L'appelant est un collectionneur d'articles souvenirs John Deere. Pour établir ce fait, il a soumis au Tribunal des photographies de plusieurs articles de sa collection. Le couteau en cause, que l'appelant a acheté par l'intermédiaire d'un site d'encan Web situé aux États-Unis et qui lui a été expédié par la poste, devait faire partie de sa collection. En fait, le couteau n'était pas destiné à un usage pratique, mais devait plutôt être conservé comme objet de collection et peut-être revendu; il est possible de présumer que la valeur de cet objet de collection augmenterait au fil du temps si le couteau en cause était conservé dans son état original et, particulièrement, dans son emballage original non ouvert. Cependant, le couteau en cause n'a jamais été livré, puisqu'il a été saisi par l'intimé au moment de son entrée au Canada. L'appelant a prétendu qu'il n'aurait jamais commandé le couteau en cause s'il avait cru qu'il pouvait s'agir d'une arme prohibée. Il a soutenu qu'il est facile de se procurer au Canada des couteaux semblables ou identiques auprès de divers établissements de vente au détail, y compris des coopératives agricoles, des magasins d'articles de sport et des vendeurs ambulants, et que plusieurs agriculteurs portent de tels couteaux et s'en servent dans leurs activités agricoles quotidiennes. L'appelant a montré plusieurs autres couteaux qu'il possède; il a affirmé que ces couteaux sont semblables ou identiques au couteau en cause du point de vue de leur fonctionnement général. Il a de plus affirmé posséder un autre couteau John Deere identique à tous égards au couteau en cause. Il a témoigné que cet autre couteau et le couteau en cause avaient été achetés par l'intermédiaire du même site d'encan Web situé aux États-Unis, mais que l'intimé n'avait pas saisi ce premier couteau. Pour l'essentiel, l'appelant a soutenu ne pas pouvoir comprendre pourquoi l'intimé avait retenu le couteau en cause, au motif qu'il s'agissait d'une arme dangereuse, alors même qu'il est facilement possible d'obtenir d'autres articles semblables ou identiques sur le marché canadien, ou que ceux-ci ne sont pas toujours saisis à leur entrée par la poste au Canada. L'appelant a soutenu que son seul intérêt eu égard au reclassement du couteau en cause et à la mainlevée pertinente consistait à ajouter ledit couteau à sa collection d'articles souvenirs John Deere. L'appelant a de plus soutenu que la loi est soit désuète soit appliquée de façon inconsistante.

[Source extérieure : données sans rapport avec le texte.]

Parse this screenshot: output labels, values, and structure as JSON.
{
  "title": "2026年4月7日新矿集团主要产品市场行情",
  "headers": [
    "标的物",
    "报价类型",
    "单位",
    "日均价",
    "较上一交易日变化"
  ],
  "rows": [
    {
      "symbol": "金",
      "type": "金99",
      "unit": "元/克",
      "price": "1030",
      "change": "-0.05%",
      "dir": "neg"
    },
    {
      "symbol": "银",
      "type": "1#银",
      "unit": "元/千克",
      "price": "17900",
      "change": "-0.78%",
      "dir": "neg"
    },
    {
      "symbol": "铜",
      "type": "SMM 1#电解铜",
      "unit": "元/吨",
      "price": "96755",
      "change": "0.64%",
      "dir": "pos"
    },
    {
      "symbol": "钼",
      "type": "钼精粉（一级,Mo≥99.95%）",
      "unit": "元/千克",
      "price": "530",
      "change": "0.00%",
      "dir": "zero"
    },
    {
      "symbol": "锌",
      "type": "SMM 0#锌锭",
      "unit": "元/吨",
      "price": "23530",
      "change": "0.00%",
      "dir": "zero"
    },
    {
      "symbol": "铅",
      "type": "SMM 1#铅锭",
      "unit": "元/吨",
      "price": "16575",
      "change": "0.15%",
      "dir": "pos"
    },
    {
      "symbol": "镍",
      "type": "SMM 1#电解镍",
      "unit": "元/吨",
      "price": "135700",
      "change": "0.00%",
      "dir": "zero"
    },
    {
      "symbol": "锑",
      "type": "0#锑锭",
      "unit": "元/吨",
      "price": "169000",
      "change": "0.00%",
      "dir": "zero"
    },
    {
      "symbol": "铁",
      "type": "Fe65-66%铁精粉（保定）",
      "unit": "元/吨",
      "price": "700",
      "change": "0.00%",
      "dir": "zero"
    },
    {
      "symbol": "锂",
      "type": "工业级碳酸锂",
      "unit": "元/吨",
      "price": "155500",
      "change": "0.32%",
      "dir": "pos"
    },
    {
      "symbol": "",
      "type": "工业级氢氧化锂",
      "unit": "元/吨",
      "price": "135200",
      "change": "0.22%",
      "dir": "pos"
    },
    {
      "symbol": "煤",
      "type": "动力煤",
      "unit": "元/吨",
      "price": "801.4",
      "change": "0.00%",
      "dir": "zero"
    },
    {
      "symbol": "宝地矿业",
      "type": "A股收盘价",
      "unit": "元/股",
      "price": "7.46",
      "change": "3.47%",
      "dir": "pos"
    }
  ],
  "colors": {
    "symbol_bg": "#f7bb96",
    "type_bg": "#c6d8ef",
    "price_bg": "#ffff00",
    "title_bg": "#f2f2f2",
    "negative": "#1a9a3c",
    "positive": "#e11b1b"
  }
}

M. Jacques Saucier, agent principal de programme, Agence des douanes et du revenu du Canada, a témoigné au nom de l'intimé. M. Saucier a démontré la manière dont le couteau en cause fonctionne, et plus précisément la manière dont le couteau s'ouvre et se referme. Il a tenu le couteau en cause dans la main droite, la lame du côté de son corps et, par un brusque mouvement du poignet dirigeant la lame loin du corps, a fait s'éjecter la lame du manche du couteau, celle-ci se verrouillant en position ouverte. M. Saucier a démontré que le couteau en cause se replie lorsqu'on appuie sur une pièce de métal qui se trouve à l'intérieur du manche du couteau et ramène la lame en position fermée. M. Saucier a exécuté cette manoeuvre à plusieurs reprises, à partir de plusieurs angles, à la satisfaction des deux parties et du Tribunal.

L'intimé a soutenu que la démonstration de M. Saucier prouvait que le couteau en cause répond à la définition du terme « arme prohibée » énoncé à l'alinéa 84(1)a) du Code criminel, du fait qu'il s'agit d'un couteau dont la lame s'ouvre automatiquement par force centrifuge. L'intimé a défini « force centrifuge » comme « une force qui agit en direction opposée à un corps » [traduction] et a renvoyé à la définition du terme donné dans la dixième édition du Concise Oxford Dictionary, qui porte ce qui suit : « force d'inertie d'un corps, qui semble subie par un corps mobile en rotation et qui l'éloigne du centre autour duquel il se déplace » [traduction]. L'intimé a soutenu que le couteau en cause s'ouvrait en s'éloignant du centre du mouvement de rotation que M. Saucier avait fait durant sa démonstration. L'intimé a en outre soutenu que le Tribunal ne devait considérer que le couteau en cause, puisque les autres couteaux présentés par l'appelant, même s'ils étaient similaires ou identiques au couteau en cause, n'avaient aucun rapport en l'espèce.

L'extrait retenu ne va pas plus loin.